Composed of three self-encapsulated, cross-cultural, slice-of-life, quotidian portraits that are intrinsically connected by the pervasive sentiment of marginalization – economic, political, ethnic, racial – Javier Corcuera’s The Back of the World is an understatedly observed, indelible, and provocative examination of the inextricable social cycle of poverty, exploitation, disenfranchisement, and disposability. The first chapter, entitled The Child, opens to a bookending sequence of a young boy named Guinder quietly rising – even before the first light of dawn – from a bed that he shares with several siblings in his parents’ cramped, ramshackle home to gather his adult-sized tools and set out along with several of his similar-aged friends, not for school, but for the local quarry in the impoverished rural village of Carabayllo on the mountainous outskirts overlooking Lima: an early morning ritual that, as Guinder subsequently explains, affords him additional time to work on the rocks and perhaps earn additional money for his family. It is a life that his parents do not wish for any of their children, but one that, nevertheless, has become an inescapable reality in a village struggling with chronic unemployment and limited opportunity. Yet beyond the inhumanity and desensitization of a childhood spent more on breaking rocks at the quarry than studying in an elementary school, Corcuera’s compassionate gaze captures graceful moments of a paradise not yet completely lost: a makeshift soccer game where the children momentarily act out the dreams of becoming professional athletes, a band of children working in the city as vendors, car washers, and market stall assistants who have found solidarity from the dangerous streets by organization into a union for protection, a group of village women who pool their meager resources to provide economically prepared meals for all the quarry workers at a community kitchen, a traveling circus that allows the children to indulge in all its silliness and over-the-top sight gags and briefly forget the austerity of their environment.

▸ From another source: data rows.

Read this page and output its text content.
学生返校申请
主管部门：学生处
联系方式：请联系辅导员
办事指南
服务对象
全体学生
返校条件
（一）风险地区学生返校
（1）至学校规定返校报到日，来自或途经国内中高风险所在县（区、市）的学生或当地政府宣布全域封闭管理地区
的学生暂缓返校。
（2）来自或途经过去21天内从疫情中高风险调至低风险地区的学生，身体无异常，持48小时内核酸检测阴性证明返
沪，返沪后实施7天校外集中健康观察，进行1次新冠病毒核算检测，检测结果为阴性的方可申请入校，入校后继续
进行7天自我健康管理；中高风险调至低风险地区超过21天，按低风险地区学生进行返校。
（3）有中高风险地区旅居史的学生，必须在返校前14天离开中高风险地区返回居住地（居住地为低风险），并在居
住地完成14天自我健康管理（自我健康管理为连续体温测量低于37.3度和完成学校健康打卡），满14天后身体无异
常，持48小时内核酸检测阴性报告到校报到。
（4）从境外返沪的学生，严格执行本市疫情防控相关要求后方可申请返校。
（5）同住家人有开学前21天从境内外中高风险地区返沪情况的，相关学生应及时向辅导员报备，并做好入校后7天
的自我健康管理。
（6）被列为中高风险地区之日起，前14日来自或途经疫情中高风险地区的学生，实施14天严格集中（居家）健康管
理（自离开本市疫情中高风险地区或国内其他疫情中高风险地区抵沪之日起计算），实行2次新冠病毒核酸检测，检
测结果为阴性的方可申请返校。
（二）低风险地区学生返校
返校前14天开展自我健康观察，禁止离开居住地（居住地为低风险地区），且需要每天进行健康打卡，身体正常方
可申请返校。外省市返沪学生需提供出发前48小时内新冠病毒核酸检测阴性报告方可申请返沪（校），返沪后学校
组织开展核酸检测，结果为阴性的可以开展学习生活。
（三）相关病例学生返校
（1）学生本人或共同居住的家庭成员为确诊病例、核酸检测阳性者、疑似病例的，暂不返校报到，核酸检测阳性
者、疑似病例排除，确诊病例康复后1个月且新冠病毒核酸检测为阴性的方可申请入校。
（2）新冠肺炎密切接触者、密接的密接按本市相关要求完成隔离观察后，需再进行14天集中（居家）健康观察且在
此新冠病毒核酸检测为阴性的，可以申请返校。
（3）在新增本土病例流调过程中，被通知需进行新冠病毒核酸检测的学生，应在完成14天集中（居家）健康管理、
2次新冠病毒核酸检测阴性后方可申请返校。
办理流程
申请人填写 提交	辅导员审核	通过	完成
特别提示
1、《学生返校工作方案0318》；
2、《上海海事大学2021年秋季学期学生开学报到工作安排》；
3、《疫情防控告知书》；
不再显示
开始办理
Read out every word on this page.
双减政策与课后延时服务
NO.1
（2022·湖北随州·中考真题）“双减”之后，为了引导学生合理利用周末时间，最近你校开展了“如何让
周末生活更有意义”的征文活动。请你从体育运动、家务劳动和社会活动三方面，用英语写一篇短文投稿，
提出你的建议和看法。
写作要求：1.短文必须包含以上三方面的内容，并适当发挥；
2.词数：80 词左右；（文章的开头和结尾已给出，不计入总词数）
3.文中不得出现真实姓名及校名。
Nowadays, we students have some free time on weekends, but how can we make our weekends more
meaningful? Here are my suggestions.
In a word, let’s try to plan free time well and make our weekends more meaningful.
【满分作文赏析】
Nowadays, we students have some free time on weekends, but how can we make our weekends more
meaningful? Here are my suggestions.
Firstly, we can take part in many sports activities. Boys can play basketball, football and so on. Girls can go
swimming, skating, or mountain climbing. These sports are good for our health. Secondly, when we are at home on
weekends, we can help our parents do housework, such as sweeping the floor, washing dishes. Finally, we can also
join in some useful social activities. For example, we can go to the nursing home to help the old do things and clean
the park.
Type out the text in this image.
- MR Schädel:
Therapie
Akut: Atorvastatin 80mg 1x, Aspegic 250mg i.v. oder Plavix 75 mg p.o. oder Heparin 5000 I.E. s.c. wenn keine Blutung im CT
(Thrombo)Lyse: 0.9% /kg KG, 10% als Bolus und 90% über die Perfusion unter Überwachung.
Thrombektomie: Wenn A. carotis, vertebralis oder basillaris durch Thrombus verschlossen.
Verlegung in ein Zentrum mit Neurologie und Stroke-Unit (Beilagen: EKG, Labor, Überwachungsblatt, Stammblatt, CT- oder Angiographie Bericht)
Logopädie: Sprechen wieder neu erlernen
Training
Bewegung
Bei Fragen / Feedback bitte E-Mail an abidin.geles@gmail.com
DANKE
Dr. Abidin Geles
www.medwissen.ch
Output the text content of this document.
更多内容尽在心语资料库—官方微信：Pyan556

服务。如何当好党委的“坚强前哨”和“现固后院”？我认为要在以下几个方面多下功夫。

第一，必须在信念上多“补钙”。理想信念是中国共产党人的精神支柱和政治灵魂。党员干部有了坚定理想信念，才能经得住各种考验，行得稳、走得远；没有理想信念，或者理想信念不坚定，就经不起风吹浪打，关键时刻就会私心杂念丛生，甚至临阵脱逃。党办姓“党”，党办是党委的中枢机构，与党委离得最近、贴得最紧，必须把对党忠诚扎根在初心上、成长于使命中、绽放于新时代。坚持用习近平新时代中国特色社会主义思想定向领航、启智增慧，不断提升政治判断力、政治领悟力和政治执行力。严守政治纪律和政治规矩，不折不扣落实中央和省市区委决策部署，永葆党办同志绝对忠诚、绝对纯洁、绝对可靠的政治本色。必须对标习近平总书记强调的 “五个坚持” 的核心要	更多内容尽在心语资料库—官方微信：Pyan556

Inasmuch as Guinder and the impoverished villagers seem eternally bound to the Sisyphean ritual of breaking rocks in the quarries of Carabayllo, the second chapter, The Word, reflects a moral captivity as ethnic Kurd, former mayor of Diyarbakir in the now fractured former nation of Kurdistan (that has since been regionally divided among Turkey, Syria, Iran, and Iraq), political dissident, and Turkish exile, Mehdi Zana sits in his empty apartment in Sweden and wistfully speaks of a beloved ancestral homeland that he can no longer return to (and politically, no longer exists), a wife (imprisoned parliamentarian and Sakharov Peace Prize winner, Leyla Zana) he cannot visit in captivity for fear of his own arrest, and university-aged children whom he can only visit a few times a year in France after being denied asylum by the government. Juxtaposing the tranquil, yet cold emptiness of Mehdi’s life in his adopted country with archival photographs, newsreels, and panoramic shots of modern day Diyarbakir and Istanbul (most notably, in the longstanding protest vigils of the women dubbed as “Saturday Mothers” searching for information on their missing loved ones in Galatasaray Square) that reinforce the chaos and dichotomy, yet enduring beauty of the landscape and its long-suffering, persecuted people (a paradox that is reflected in a woman’s comment on how the Tigris River, once a destination for lovers to meet, is now a place to look for bodies of missing loved ones), Corcuera illustrates the inhumanity borne, not of economic poverty, but of a spiritual one created by perpetual dislocation and exile.
On the surface, the concluding chapter, Life on the rituals of state execution in Texas may seem incongruous to the notion of innocent victims represented by Guindar and Mehdi. Told from the perspective of an aging, death row inmate, Thomas Miller-El (whose own conviction was subsequently determined by the Supreme Court to have been based on a skewed jury created by racially biased jury selection process) and Tomás Rangel, the father of a death row inmate who religiously travels from Mexico to Texas to meet with a support group for the families of death row inmates on announced days of execution in order to provide solidarity and publicly protest against capital punishment, Corcuera presents a potent inquiry, not into the attribution of guilt or innocence, but rather, on the nature of a state’s often inequitable dispensation of punishment, where the process of imposing a rigid code of moral righteousness itself leaves its own tragic legacy of voiceless, anonymous, and innocent victims. Concluding with the parting image of a pensive Thomas gazing out through the reinforced mesh of a visiting booth that segues to a kite navigated by Guinder flying over the horizon, the metaphoric image becomes one of a return to innocence, a spiritual transcendence achieved through the restored humanity of compassion, mutual struggle, and ennobled perseverance.